There are two types of effects: so-called fixed effects and random effects. Fixed effects are most common and assume that the condition or treatment underlying the effect is some individual entity. Examples are gene effects, dye, and spatial effects. Random effects are used to model the effects of elements that can be considered to come from a larger population. The microarray batch used in an experiment can be considered as a particular sample from all possible batches made by the particular producer. Random effects are used when the effect of the individual levels of the condition or treatment are not of any particular interest, but the overall influence of them collectively is something to be taken into consideration. When both fixed and random effects are used in modeling a particular, one speaks of a mixed effects model.

Table 1 ANOVA table for Arabidopsis example, using log gene expression ratios for 100 genes across the four distinct plant types and two different regions involving 16 microarrays

	Df	Sum sq	Mean sq	F-value	Pr(>F)
Dye	1	1314.42	1314.42	1302.02	0.000
Pin	3	1.09	0.36	0.36	0.782
Condition	7	72.81	10.40	10.30	0.000
Gene	96	101.01	1.05	1.04	0.378
Array	8	90.70	11.34	11.23	0.000
Condition* gene	693	3930.93	5.67	5.62	0.000
Type*gene	297	3474.29	11.70	11.58	0.000
Region*gene	99	134.99	1.36	1.35	0.018
Typeregiongene	297	321.65	1.08	1.07	0.235
Residuals	792	799.54	1.01

Wolfinger et al. (2001) introduced a mixed effect model in a microarray context. The difference between fixed and random effects is not always clear-cut – for example, should pins be considered fixed or random effects? Using random effects results in somewhat more conservative estimates (larger standard errors), although typically it does not affect the estimates of the fixed effects, for example, the differential expression parameters GC ij.

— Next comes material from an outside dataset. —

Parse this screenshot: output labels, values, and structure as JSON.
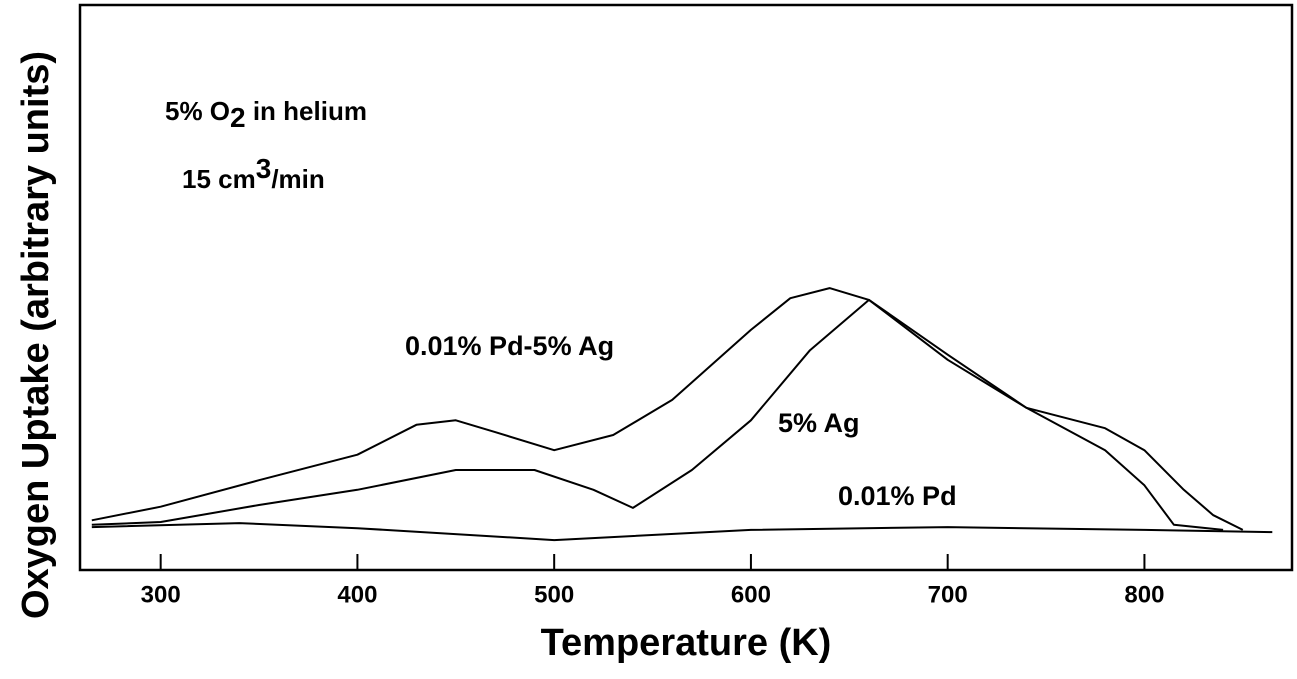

5. Design and analysis of a microarray experiment

We illustrate all the ideas in this article by means of a practical design and analysis of a stylized dual-channel microarray experiment. An experimenter wants to compare four genetically distinct types of Arabidopsis plants across two different regions of a country. It is of interest to compare the gene-expression values both across the genetic types as well as across region. We can therefore distinguish 4 x 2 = 8 separate conditions. Given the availability of 16 dual-channel microarrays, the way to obtain the best estimates of differential expression for each condition-pair is as shown in Figure 1 (Wit et al., 2005). Typical reference designs would merely measure each condition twice, whereas this interwoven loop design measures each condition four times. The microarrays contain 100 probes, associated with 100 different genes.

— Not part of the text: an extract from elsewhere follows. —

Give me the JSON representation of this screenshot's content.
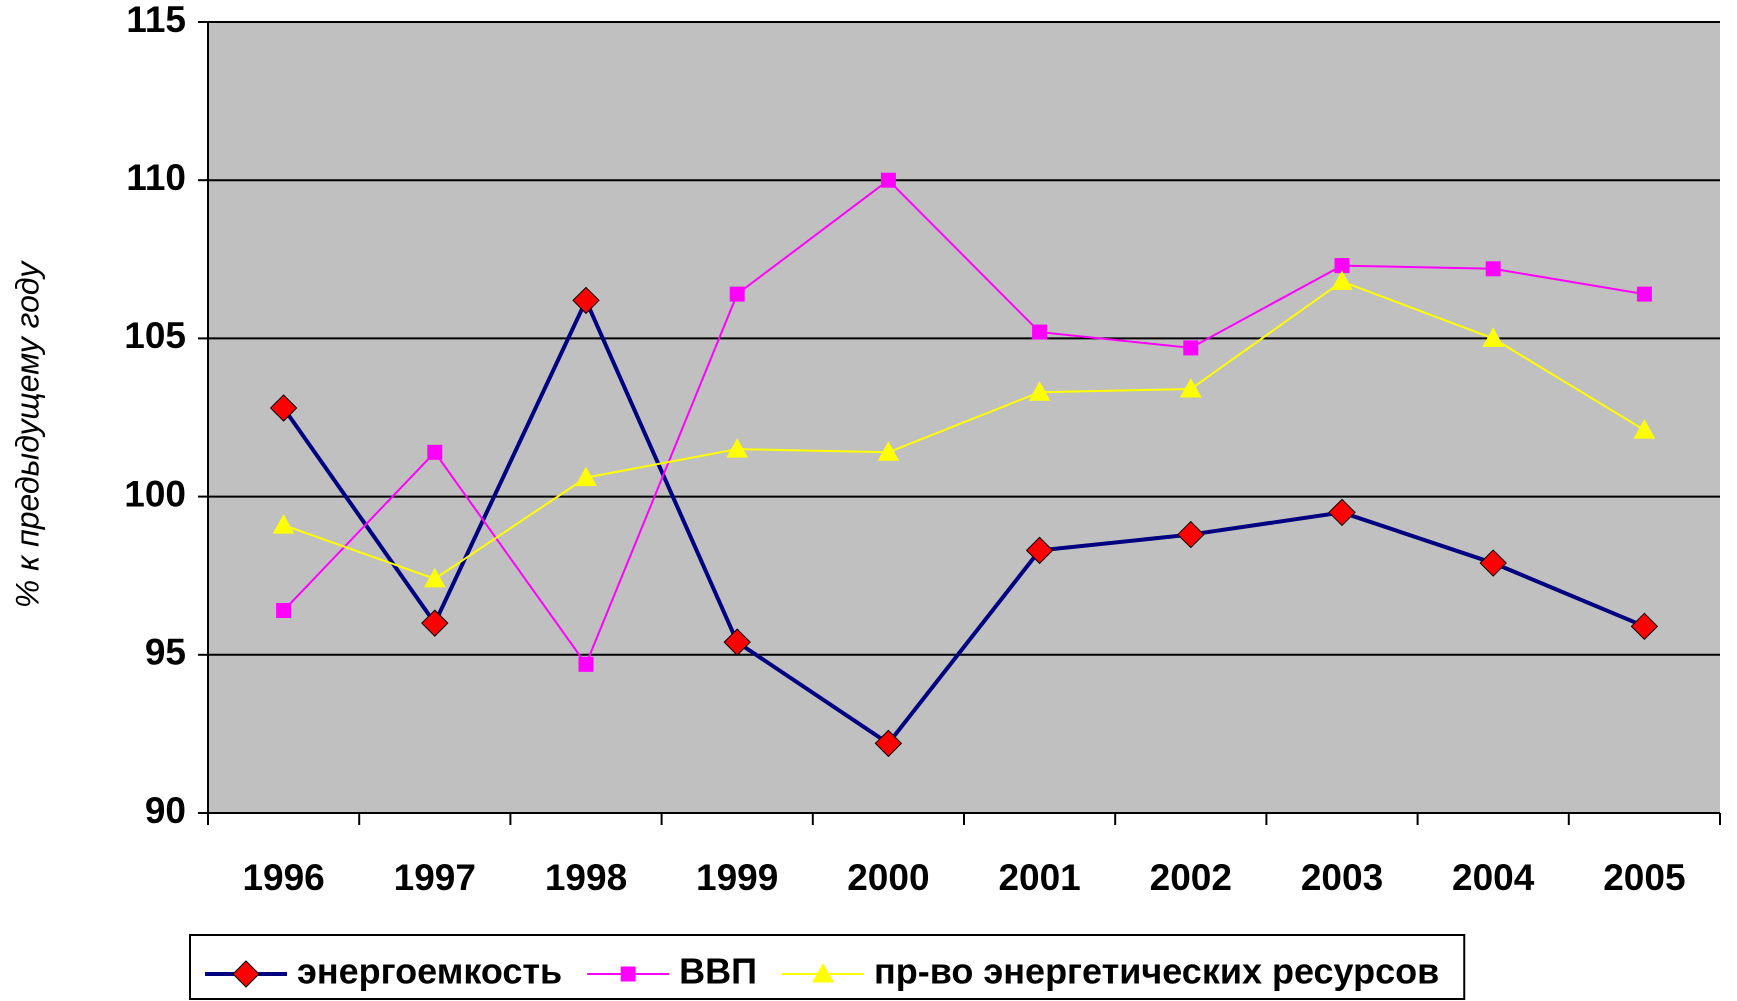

The resulting dataset contains 1200 log-expression ratios. The ANOVA table, shown in Table 1, can be obtained by most standard statistical software. We first consider the nuisance effects. By evaluating the p-values, it is clear that there is an important dye and array effect, although there is no evidence that the four pins used to print the arrays have any distorting effect on the gene expressions. After correcting for the array and dye effect, it is evident from the highly significant condition-gene interaction that there are at least some genes that are differentially expressed across the eight conditions. In particular, there is a lot of evidence for differentially expressed genes across the four Arabidopsis types. There is also evidence that the region from where the plants were harvested affects the gene expression, although no synergetic effect on gene expression of genetic type and region is observed.

6. Conclusions

In order to avoid obtaining useless data, it is essential to integrate the statistical analysis with the design of any complex scientific experiment. For example, sources of variation cannot be estimated if they are confounded in the experimental design. Using ANOVA, or Bayesian equivalents, has the advantage of combining the normalization process with the data analysis. Considerations of optimal design can be employed to obtain the most accurate estimates of the parameters of interest.